Commenting on the latest results, DP World Group Chairman and CEO, Sultan Ahmed bin Sulayem, said, "DP World is pleased to report like-for-like earnings growth of 5.2 percent in the first half of 2018 and attributable earnings of $593 million. Adjusted EBITDA grew 7.9 percent to $1,322 million with margins at 50.3 percent on a reported basis and 54.4 percent on a like-for-like basis. This robust performance has been delivered in an uncertain trade environment, once again highlighting our operational excellence and the resilience of our portfolio."

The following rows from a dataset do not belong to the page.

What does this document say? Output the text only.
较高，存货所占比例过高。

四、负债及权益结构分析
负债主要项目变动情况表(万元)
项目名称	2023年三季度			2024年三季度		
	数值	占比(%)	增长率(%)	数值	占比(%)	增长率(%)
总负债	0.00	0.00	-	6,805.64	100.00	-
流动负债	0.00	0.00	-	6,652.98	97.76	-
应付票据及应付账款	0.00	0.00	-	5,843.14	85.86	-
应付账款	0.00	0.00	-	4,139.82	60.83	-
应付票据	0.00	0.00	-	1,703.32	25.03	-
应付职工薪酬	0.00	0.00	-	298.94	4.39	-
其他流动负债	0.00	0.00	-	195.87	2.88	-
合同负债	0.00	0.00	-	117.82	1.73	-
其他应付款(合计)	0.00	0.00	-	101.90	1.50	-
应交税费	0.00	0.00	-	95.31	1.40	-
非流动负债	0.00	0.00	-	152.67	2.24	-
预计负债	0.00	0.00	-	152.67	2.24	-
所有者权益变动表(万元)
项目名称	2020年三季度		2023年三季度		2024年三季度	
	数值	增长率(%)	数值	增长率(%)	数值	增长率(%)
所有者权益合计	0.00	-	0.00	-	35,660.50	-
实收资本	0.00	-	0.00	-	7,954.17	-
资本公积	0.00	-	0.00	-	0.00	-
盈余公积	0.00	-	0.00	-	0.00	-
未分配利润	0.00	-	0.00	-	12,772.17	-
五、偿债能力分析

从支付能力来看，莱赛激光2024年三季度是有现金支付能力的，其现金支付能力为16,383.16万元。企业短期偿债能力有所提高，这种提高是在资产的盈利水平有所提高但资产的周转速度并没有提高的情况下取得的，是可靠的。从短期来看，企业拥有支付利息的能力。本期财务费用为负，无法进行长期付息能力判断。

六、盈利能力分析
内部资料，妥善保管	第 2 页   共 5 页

Adjusted EBITDA margin was 50.3 percent, delivering profit attributable to owners of the Company, before separately disclosed items of US$593 million and EPS of 71.5 US cents. On a like-for-like basis, revenue grew 3.0 percent and adjusted EBITDA increased by 4.2 percent with adjusted EBITDA margin of 54.4 percent, and attributable earnings to owners of the Company increased up by 5.2 percent, reflecting the stable trading environment.
"We have made good progress in delivering our strategy of strengthening our portfolio of complementary and port related business with approximately $1,400 million worth of acquisitions announced recently. These acquisitions offer strong growth opportunities and enhance DP World’s presence in the global supply chain as we continue to diversify our revenue base and look at opportunities to connect directly with the owners of cargo and aggregators of demand," Bin Sulayem added.
The global trade enabler reported strong cash generation and robust balance sheet, with cash from operating activities reaching $979 million in H1 2018. DP World was again upgraded by the rating agency Moody’s from Baa2 to Baa1 with a stable outlook following the one notch upgrade in 2016. Fitch Ratings also upgraded DP World from BBB to BBB+ in July 2017. Both rating agencies have upgraded DP World by two notches in two years.
DP World CEO noted, "Our balance sheet remains strong and we continue to generate high levels of cash flow, which gives us the ability to invest in the future growth of our current portfolio, and the flexibility to make new investments should the right opportunities arise. Going forward, we aim to integrate our new acquisitions and we continue to extend our core business into port-related, maritime, transportation and logistics sectors with the objective of removing inefficiencies in global trade, improving the quality of our earnings and driving returns."
The organisation's capital expenditure guidance for 2018 remains unchanged at up to $1.4 billion with investments planned into UAE, Posorja (Ecuador), Berbera (Somaliland), Sokhna (Egypt) and London Gateway (UK).
"The near-term trade outlook remains uncertain with recent changes in trade policies and geopolitical headwinds in some regions continuing to pose uncertainty to the container market. However, the robust financial performance of the first six months also leaves us well placed for 2018 and we expect to see increased contributions from our recent investments in the second half of the year," Bin Sulayem concluded.